In September 2016, after more than 11 years of litigation, Judge Thomas Moukawsher of the Connecticut Superior Court in Hartford ruled that the State of Connecticut’s public primary and secondary education system systematically deprives Connecticut’s schoolchildren of their right to an adequate education under the Connecticut Constitution. Read more about the case here.

And in his State of the State Address earlier this year, Governor Dannell Malloy declared, “Connecticut needs a new way to calculate educational aid—one that guarantees equal access to a quality education regardless of ZIP code.” The Clinic and CCJEF believe performing an Education Adequacy Cost Study is a vital step to making good on that promise.

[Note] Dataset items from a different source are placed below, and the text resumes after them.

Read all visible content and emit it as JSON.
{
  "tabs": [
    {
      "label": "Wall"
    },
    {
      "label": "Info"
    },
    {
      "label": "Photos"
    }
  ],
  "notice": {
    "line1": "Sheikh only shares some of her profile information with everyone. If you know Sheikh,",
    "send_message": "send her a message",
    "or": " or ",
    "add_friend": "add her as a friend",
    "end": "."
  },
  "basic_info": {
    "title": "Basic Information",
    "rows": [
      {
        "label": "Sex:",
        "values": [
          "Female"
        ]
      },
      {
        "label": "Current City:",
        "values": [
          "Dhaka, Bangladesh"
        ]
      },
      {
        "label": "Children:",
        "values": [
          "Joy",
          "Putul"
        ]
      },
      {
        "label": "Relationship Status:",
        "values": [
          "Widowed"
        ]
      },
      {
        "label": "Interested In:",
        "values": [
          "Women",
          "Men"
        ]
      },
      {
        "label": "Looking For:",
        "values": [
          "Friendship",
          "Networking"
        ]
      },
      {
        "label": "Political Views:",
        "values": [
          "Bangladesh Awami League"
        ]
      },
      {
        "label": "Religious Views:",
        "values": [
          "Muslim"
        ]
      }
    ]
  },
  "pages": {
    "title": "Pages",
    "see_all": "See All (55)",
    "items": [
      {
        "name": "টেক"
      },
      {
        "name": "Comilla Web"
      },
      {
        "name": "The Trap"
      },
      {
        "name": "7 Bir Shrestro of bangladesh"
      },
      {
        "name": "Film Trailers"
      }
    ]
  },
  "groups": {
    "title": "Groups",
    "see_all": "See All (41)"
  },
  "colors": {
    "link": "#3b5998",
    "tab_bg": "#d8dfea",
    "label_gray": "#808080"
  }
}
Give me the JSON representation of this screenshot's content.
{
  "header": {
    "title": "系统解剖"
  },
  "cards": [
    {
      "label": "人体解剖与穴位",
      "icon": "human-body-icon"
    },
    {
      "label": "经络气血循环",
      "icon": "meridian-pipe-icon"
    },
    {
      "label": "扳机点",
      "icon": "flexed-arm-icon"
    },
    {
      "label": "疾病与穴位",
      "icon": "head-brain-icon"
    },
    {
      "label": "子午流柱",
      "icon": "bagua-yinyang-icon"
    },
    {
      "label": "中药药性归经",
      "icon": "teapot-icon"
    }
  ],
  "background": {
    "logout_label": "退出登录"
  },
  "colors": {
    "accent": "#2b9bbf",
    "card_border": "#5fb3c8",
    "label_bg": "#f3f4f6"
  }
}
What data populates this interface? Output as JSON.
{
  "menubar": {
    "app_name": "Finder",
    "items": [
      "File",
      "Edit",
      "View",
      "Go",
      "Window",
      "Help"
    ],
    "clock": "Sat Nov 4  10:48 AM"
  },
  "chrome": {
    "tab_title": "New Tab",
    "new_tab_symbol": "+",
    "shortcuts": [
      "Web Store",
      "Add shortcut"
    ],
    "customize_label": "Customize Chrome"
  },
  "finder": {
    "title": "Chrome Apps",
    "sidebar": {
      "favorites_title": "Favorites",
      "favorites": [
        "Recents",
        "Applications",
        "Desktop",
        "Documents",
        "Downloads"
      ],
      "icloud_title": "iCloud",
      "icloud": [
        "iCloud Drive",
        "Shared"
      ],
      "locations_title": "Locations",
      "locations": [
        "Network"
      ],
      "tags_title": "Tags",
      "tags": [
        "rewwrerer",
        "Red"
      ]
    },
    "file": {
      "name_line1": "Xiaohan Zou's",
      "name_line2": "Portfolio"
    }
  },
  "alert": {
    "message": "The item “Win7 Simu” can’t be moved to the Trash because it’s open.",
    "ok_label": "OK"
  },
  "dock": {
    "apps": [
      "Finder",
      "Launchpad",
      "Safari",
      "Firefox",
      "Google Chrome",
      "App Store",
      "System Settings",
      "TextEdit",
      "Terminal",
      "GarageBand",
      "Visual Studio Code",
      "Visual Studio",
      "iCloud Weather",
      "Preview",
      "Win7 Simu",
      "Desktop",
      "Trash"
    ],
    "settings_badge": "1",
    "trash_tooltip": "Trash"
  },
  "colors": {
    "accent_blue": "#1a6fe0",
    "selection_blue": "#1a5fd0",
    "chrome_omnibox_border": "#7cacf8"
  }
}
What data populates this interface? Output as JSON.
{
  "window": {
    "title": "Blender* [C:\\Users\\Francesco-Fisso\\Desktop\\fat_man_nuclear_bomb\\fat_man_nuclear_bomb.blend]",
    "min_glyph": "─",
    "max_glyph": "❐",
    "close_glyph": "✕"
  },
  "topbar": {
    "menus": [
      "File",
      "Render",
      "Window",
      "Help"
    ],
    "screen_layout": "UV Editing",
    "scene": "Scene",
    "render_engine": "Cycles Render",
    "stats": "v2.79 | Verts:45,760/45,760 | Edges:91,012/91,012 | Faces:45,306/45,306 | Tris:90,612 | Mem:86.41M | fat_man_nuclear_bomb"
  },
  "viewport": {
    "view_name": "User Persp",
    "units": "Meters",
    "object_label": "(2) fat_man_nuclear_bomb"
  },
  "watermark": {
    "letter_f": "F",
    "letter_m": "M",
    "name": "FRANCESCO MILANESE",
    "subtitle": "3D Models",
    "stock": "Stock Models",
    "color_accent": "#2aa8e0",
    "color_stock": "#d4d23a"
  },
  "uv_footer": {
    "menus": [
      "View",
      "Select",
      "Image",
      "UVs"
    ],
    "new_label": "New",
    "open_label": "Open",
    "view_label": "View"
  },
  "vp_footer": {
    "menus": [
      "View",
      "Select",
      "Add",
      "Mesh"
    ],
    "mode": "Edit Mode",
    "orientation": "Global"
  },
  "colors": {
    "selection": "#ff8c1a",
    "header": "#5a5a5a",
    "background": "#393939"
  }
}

"Education is not merely a service provided but a duty owed by one generation to the next," said Sesenu Woldemariam '19. "In this clinic, we have had the opportunity to engage with an issue that is at once under-addressed in the political discourse and yet fundamental to the legal, economic, and cultural inequalities which hinder the advancement of our communities as well as the nation as a whole. To do so in the company of lawyers, advocates, and former educators has been a privilege."

The Education Adequacy Project is a clinic devoted to representing clients who wish to improve the quality of educational opportunities being provided to children. The clinic is supervised by David N. Rosen ’69 and Alex A. Knopp, both Visiting Clinical Lecturers in Law. 

"These students are magnificently advancing a vital project that generations of Yale Law students created and nurtured," said David Rosen '69.

For these students, continuing this work to ensure every child in the state is afforded the right to access a quality education has been a rewarding endeavor.

"As a former Connecticut teacher, I've seen the inequities and inadequacies this clinic seeks to remedy firsthand," said Nicole Brambila '19. "This clinic has given me the opportunity to work on issues that directly impact my former students. This work is for them."

"Being a part of this clinic for the last three years has been one of the most formative experiences of my law school experience," said Eric Chung '17. "The work of this clinic reminds us about the many dimensions of law—as a source of reason, advocacy, and justice."